One major issue with the requirement is oil and gas storage tanks are being double regulated. Companies in the oil and gas industry already are required by both state and federal code to register and inspect their storage tanks, as well as have emergency response and cleanup plans in place.

“There was this misconception we were not regulated,” McKinney said. “We are well-regulated. Now we’re being over-regulated.”

McKinney said much of the information already had been filed with the state Department of Environmental Protection, but the tank bill required the development of a new database.

“It’s all information the DEP already has, but not in the form they wanted, so we have to do it all over again,” he said.

Hildreth said there is still confusion over who can conduct the inspections. The law originally required a petroleum engineer to sign off on each tank, which would be a time-consuming and expensive process. McKinney pointed out the state doesn’t have enough engineers to inspect all 80,000 tanks, and the DEP lacks the manpower to make sure those inspections occur.

The new regulations also cast a much wider net than the intent of the original bill. McKinney estimates only about 2 percent of EnerVest’s tanks are located within zones of critical concerns, and those tanks contain only oil or brine. Hildreth said he believes about 2-3 percent of his tanks are located in those zones, but won’t know until the DEP cross references their locations.

“I won’t know for sure until they tell me,” he said.

Hildreth said that brings up another issue: While the requirements remain foggy, the deadlines are set in stone. All of the qualifying storage tanks had to be registered in October, and spill plans are due to the DEP today.

Hildreth said he has been forced to re-allocate his company’s resources and manpower just to meet those deadlines.

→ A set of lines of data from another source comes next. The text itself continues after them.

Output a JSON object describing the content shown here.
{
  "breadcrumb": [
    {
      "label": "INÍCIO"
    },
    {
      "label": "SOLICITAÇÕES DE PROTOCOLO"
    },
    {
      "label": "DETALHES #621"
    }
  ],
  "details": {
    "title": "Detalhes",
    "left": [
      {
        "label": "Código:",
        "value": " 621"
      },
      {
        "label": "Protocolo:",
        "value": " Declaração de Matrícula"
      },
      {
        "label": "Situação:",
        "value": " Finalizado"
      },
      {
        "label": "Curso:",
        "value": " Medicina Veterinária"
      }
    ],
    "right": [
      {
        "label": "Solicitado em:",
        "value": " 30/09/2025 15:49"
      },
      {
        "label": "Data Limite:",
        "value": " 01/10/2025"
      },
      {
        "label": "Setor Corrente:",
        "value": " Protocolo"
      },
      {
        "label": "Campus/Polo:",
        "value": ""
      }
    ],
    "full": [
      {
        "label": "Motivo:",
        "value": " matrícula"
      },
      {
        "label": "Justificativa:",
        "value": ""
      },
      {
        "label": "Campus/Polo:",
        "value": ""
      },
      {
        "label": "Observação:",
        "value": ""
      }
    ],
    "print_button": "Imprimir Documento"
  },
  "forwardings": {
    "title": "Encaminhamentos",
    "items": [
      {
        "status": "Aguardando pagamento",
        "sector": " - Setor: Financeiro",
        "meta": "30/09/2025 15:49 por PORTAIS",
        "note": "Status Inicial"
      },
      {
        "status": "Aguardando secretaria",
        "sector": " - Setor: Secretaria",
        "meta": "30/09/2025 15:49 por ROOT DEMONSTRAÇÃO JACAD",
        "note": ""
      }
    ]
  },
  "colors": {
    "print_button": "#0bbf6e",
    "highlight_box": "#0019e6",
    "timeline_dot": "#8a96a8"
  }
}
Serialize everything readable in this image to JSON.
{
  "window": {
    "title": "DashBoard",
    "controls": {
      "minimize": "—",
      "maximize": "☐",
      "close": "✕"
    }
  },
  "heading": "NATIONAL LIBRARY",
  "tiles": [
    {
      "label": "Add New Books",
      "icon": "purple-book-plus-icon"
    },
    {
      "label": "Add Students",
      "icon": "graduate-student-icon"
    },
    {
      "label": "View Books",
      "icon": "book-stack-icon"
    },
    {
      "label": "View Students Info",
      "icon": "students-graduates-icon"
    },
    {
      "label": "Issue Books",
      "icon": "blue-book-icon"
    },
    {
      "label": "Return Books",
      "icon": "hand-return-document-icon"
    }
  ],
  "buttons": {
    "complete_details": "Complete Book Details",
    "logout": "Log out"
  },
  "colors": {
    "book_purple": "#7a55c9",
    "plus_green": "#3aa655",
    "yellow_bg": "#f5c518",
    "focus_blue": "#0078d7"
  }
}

McKinley also pointed out while all storage tanks must be in compliance by Jan. 1, the legislative session doesn’t begin until Jan. 14. The DEP has issued some emergency rules and guidance, but has deferred some of the decisions until the Legislature can review the law.

“We calculated it, and I could be fined $3 million a day for not being in compliance,” Hildreth said.

Even without the threat of fines, Hildreth said the effort to meet those requirements has taken a toll financially.

“The damage has already happened and is continuing,” he said.

McKinney said IOGA will continue speaking to legislators and the media, urging the Legislature to either exempt the oil and gas storage tanks from the law or enforcing the rules only for those within zones of critical concern.